Chris Smith running © Chris Smith

While he is currently away from his usual competition scene, last year he entered and won a race in Vienna’s Prater Park. He found that his daily get-to-work routine is beneficial for his research, helping him to get new ideas or just release all the pent-up stress.

“Running certainly compliments my research,” says Smith. “Sometimes you have ideas that are not fully developed, and maybe just getting a bit of oxygen to your brain can really help that process.”

Engaging new parts of the brain with music

 

As well as being a researcher in the IIASA Energy, Climate, and Environment Program, Samuel Guéret is also a pianist. While his talent for music has been apparent since he was young, initially he planned to follow his parents’ advice and study Engineering in the Belgian army. At the same time, his piano teacher encouraged him to explore his musical talent, which in the end led him to enroll in the Brussels Conservatory to study Arts and Piano. As he never completely let go of the idea of studying engineering either, two years into his musical studies he decided to attend the Free University of Brussels and start a degree in Chemical Engineering.

“It was difficult to do two degrees at once, but at the same time, switching from one to the other was like opening a new window onto an empty field in the brain,” he explains. “When working on equations for hours without success, sitting down at the piano helped to open new ways of thinking and creativity.”

While music temporarily took a backseat to his research career due to the pandemic, Guéret hopes to start performing and collaborating with musicians again soon. During his time juggling two vocations, he learned that even though he had less time to practice either discipline, the efficiency of his work increased.
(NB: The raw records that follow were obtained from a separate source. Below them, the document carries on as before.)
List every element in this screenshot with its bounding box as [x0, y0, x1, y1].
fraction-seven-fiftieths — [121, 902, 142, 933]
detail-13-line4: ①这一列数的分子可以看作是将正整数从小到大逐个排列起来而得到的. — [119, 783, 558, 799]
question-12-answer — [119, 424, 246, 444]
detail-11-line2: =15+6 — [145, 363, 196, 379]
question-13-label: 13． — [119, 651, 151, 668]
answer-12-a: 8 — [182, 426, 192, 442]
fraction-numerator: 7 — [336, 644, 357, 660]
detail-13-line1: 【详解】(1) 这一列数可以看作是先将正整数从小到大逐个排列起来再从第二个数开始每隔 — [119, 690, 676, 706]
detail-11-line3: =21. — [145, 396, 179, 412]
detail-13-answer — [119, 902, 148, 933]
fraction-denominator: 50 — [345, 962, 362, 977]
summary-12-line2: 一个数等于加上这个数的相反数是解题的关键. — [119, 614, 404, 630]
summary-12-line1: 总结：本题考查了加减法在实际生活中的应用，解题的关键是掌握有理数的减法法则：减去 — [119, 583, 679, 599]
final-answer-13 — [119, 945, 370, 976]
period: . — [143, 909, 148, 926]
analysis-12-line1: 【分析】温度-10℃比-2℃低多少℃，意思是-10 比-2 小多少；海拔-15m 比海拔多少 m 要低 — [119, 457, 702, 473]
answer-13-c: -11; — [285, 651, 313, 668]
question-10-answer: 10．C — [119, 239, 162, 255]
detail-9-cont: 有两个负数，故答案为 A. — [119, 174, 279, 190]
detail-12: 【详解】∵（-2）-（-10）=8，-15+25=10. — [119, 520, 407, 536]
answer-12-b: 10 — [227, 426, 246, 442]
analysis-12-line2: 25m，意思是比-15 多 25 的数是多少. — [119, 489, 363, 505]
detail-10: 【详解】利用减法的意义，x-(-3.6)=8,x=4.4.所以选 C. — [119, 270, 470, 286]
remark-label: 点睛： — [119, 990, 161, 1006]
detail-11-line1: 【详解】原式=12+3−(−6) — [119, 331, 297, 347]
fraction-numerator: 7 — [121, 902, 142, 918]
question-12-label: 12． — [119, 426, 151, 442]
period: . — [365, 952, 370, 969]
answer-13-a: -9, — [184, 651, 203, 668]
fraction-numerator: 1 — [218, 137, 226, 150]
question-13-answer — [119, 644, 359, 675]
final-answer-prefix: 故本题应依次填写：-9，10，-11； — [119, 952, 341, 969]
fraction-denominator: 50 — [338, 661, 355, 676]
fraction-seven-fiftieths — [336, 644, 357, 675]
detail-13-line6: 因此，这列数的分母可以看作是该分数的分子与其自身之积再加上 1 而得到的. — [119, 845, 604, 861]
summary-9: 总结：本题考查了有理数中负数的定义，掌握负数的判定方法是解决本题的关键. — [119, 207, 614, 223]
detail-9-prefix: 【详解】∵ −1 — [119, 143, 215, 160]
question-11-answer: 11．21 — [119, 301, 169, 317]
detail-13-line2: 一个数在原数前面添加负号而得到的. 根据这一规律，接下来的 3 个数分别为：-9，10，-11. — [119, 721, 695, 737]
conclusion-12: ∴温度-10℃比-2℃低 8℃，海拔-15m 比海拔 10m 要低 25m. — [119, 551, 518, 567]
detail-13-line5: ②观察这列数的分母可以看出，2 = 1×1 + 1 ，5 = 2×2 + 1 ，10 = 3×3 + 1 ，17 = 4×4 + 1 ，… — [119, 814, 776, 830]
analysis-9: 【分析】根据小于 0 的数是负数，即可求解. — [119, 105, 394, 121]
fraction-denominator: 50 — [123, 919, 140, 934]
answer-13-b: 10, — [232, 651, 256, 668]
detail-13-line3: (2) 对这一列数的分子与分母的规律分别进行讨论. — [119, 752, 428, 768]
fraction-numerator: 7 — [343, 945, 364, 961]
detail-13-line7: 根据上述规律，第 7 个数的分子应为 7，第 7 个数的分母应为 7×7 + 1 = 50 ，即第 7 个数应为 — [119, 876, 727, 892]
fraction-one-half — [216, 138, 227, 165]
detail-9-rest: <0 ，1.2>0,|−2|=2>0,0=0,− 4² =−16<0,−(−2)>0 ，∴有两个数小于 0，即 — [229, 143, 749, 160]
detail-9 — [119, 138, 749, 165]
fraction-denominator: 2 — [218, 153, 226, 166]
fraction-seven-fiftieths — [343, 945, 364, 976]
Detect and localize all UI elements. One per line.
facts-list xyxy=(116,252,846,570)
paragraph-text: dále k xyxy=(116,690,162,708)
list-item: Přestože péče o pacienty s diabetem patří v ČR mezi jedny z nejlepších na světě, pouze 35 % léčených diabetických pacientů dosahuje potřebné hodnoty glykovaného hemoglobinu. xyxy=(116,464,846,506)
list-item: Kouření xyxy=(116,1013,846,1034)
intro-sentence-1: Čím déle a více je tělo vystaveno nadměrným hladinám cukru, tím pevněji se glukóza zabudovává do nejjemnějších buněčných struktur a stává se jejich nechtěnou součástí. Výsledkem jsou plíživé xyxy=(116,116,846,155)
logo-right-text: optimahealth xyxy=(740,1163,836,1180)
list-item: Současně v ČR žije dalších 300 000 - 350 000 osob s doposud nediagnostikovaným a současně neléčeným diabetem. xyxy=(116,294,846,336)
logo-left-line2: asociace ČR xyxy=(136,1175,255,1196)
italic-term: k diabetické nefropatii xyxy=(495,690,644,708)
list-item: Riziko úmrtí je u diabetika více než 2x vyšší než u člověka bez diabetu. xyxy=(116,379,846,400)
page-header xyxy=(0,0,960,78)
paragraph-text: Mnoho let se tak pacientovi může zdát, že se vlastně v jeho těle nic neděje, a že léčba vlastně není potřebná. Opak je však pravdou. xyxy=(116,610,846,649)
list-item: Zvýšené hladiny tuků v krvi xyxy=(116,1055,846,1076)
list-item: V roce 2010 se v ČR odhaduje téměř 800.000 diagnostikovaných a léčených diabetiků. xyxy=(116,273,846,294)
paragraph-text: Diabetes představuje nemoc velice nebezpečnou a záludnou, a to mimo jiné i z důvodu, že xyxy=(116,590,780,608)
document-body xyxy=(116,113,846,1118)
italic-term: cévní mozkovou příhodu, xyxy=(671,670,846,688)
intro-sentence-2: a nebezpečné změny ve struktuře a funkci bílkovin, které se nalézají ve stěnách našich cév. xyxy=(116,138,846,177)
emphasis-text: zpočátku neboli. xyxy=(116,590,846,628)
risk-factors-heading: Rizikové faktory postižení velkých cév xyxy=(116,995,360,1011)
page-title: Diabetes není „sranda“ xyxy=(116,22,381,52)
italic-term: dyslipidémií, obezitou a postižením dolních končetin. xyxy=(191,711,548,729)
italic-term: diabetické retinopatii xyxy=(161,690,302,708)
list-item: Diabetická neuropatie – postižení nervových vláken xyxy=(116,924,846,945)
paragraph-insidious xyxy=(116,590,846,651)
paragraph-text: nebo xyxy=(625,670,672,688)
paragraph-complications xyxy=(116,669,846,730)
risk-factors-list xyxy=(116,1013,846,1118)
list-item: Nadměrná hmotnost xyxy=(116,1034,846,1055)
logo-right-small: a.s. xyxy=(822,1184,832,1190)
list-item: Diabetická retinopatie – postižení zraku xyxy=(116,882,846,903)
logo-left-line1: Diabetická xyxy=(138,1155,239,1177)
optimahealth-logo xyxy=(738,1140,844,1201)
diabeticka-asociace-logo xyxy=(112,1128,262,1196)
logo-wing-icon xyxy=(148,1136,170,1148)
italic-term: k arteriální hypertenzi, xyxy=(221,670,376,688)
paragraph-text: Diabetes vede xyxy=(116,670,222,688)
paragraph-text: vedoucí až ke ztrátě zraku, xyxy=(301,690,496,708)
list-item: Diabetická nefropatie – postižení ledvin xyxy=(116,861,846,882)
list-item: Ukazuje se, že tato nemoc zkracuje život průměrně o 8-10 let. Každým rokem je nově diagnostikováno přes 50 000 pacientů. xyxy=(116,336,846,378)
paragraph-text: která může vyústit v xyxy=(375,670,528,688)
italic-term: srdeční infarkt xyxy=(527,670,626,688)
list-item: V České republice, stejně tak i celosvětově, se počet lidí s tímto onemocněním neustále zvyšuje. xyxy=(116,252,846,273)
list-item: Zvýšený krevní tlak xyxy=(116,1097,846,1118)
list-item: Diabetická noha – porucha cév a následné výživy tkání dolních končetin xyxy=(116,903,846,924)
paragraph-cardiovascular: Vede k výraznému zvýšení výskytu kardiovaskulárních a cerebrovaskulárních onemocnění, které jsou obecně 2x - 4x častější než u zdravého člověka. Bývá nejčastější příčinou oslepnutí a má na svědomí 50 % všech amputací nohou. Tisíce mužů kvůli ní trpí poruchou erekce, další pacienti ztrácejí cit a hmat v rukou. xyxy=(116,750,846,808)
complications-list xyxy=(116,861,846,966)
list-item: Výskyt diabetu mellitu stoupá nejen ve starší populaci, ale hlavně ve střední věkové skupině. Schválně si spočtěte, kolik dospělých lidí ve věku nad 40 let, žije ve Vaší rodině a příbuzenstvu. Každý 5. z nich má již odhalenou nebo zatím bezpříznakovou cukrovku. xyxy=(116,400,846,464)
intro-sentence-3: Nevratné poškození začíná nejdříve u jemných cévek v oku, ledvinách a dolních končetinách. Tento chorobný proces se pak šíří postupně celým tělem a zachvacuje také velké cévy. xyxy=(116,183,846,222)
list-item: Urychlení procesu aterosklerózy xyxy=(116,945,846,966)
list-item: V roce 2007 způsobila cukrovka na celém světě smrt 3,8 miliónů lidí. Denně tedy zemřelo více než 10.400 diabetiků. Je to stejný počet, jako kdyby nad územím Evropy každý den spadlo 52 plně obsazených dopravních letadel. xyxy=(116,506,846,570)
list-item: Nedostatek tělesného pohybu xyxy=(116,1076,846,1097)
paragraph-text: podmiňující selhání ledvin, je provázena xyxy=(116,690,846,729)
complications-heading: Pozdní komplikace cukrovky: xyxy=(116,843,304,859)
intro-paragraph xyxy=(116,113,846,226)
“It was a huge realization for me to see how adaptable the brain actually is,” he says.

Scaling mountain peaks

 

“The outdoors and nature always featured very strongly in my family,” says Caroline Zimm, a researcher jointly associated with the IIASA Energy, Climate, and Environment, and Population and Just Societies programs.

Zimm started hiking and ski touring at a young age. At first, she was not thrilled by the idea of having to get up the mountain herself with heavy skis instead of taking the lift, but over time she has grown to appreciate the challenge and the relative solitude that the sport provides.

Skiers on a mountain slope © Roland Hemetsberger
Zimm (in green) on the slopes of Großglockner

Noticing how climate change is affecting the alpine regions, Zimm is conscious of her impact.

“Even though you have an environmental footprint because of the transport and equipment the sport requires, you still have the feeling that your impact is not as big as it is with alpine skiing, as you don’t need lifts and all the associated infrastructure,” she explains.

Her most memorable experience happened in 2021 when she scaled Großglockner, the highest mountain in Austria with her skies. Her outdoor endeavors complement her work in perhaps a more subtle, but nonetheless essential manner.

“Spending time in nature while running, hiking, biking, or ski touring increases my wellbeing and gives me endorphins and vitamin D exposure, which is especially helpful after sitting in front of the computer the whole day during the week,” she says.